Across the nation, there are any number of amazingly talented bakers, retail shops and baking companies who produce great products but aren't getting the respect they deserve.

By Larry Blagg

As I travel around the United States and speak to consumers, I find it a bit disheartening on occasion when I hear that they really don’t think much about the bread they eat, or the baker who painstakingly created it. Across the nation, there are any number of amazingly talented bakers, retail shops and baking companies who produce great products.

Like Rodney Dangerfield, bakers are not getting the respect they deserve.

The same is not true in other countries where top-class bakers and their employers can reach celebrity status. Take, for example, the United Kingdom, where a banquet is held each November in London for the Worshipful Company of (UK) Bakers at the prestigious Mansion House. Virtually every UK bakery is represented at the banquet, from multiple chains to modest craft shops. Attendance is by special formal invitation and is presided over by the Lord Mayor of London. At the banquet, a new “Master” is elected and begins his or her tenure directly after the banquet.

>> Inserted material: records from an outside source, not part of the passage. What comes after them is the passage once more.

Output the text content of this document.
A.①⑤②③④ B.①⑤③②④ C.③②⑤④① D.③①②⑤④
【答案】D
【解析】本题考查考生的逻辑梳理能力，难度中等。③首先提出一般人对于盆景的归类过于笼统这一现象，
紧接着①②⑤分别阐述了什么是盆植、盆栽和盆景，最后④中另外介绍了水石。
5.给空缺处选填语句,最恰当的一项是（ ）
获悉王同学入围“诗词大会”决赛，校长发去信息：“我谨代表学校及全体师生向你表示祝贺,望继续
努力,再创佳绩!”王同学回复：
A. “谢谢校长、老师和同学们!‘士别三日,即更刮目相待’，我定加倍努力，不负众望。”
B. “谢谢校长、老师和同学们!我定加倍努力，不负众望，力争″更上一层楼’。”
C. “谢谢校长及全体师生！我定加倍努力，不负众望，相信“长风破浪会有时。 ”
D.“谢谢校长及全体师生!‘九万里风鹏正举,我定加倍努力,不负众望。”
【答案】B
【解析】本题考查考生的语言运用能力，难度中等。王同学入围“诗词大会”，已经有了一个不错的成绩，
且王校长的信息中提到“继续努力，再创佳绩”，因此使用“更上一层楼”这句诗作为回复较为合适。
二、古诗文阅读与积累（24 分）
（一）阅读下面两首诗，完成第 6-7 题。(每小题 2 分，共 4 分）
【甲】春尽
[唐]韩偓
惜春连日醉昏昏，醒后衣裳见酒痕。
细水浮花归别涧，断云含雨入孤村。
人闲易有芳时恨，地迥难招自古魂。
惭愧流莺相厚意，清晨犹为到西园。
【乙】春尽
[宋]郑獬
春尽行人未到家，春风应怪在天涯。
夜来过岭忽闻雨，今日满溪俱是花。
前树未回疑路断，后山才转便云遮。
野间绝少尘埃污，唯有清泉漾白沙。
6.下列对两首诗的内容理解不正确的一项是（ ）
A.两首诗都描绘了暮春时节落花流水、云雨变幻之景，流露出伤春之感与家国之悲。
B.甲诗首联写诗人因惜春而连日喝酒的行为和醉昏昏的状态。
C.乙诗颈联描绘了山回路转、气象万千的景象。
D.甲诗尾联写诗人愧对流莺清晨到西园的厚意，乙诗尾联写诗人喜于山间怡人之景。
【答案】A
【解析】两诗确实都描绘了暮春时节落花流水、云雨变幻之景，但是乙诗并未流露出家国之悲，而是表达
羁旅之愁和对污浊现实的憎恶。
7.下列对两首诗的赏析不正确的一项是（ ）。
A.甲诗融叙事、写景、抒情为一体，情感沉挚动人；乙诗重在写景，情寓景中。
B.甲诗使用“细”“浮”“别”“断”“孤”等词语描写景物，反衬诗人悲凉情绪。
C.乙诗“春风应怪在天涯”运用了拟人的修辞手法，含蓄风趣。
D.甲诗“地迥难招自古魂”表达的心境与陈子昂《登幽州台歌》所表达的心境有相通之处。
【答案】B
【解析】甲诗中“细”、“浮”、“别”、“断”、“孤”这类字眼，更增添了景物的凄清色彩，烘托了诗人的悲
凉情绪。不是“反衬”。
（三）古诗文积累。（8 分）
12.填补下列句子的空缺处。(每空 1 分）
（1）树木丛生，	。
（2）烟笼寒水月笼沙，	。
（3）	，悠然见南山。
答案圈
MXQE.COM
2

The Worshipful Company of Bakers (WCB) dates back more than 850 years to the reign of King Henry II. The company is the oldest Company of all London Liveries (guilds and/or associations).

David Powell is the current Master of the Worshipful Company of Bakers. After studying at the National Bakery School, he spent seven years with Puratos and four more years working across the globe as technical director with Pierro Scacco, employing a 1,200 staff with annual sales of about $120 million and providing specialty breads to the Marks and Spencers and Waitrose supermarket chains.

In 1991, he founded David Powell Bakeries, creating specialty products, and in 1997, a major coffee shop chain asked him to develop a range of muffins. The first order of 500 muffins soon became a regular 500,000 cakes per week with annual sales up to $16 million. Powell is currently working for Buffalo, N.Y.-based Rich Products, where he is developing new bakery products, as well as coaching, consulting and supporting the company’s R&D teams around the world.

By his lifelong body of work, David Powell has become an industry icon.

Halfway around the world, in Kuala Lumpur, Malaysia, a Japanese transplant by the name of Yukichi Matsubara was invited five years ago by a former prime minister to open an upscale bakery called The Loaf, which has been featured on TV in Malaysia. Today, Yukichi enjoys the same consumer celebrity as the best culinary chefs in Asia.

Tokyo TV has made bakers and pastry chefs in Japan cult heroes via their own version of the Iron Chef competitions, and consumers line up outside the shops of the winning bakers such as K.Yokoyama to purchase their prize-winning breads and pastries.

Such successes in the United States are still too rare, and most of our bakers labor away in relative obscurity. 

Let all of us involved in baking turn our customers from Rodney Dangerfield’s into the food industry heroes they deserve to be.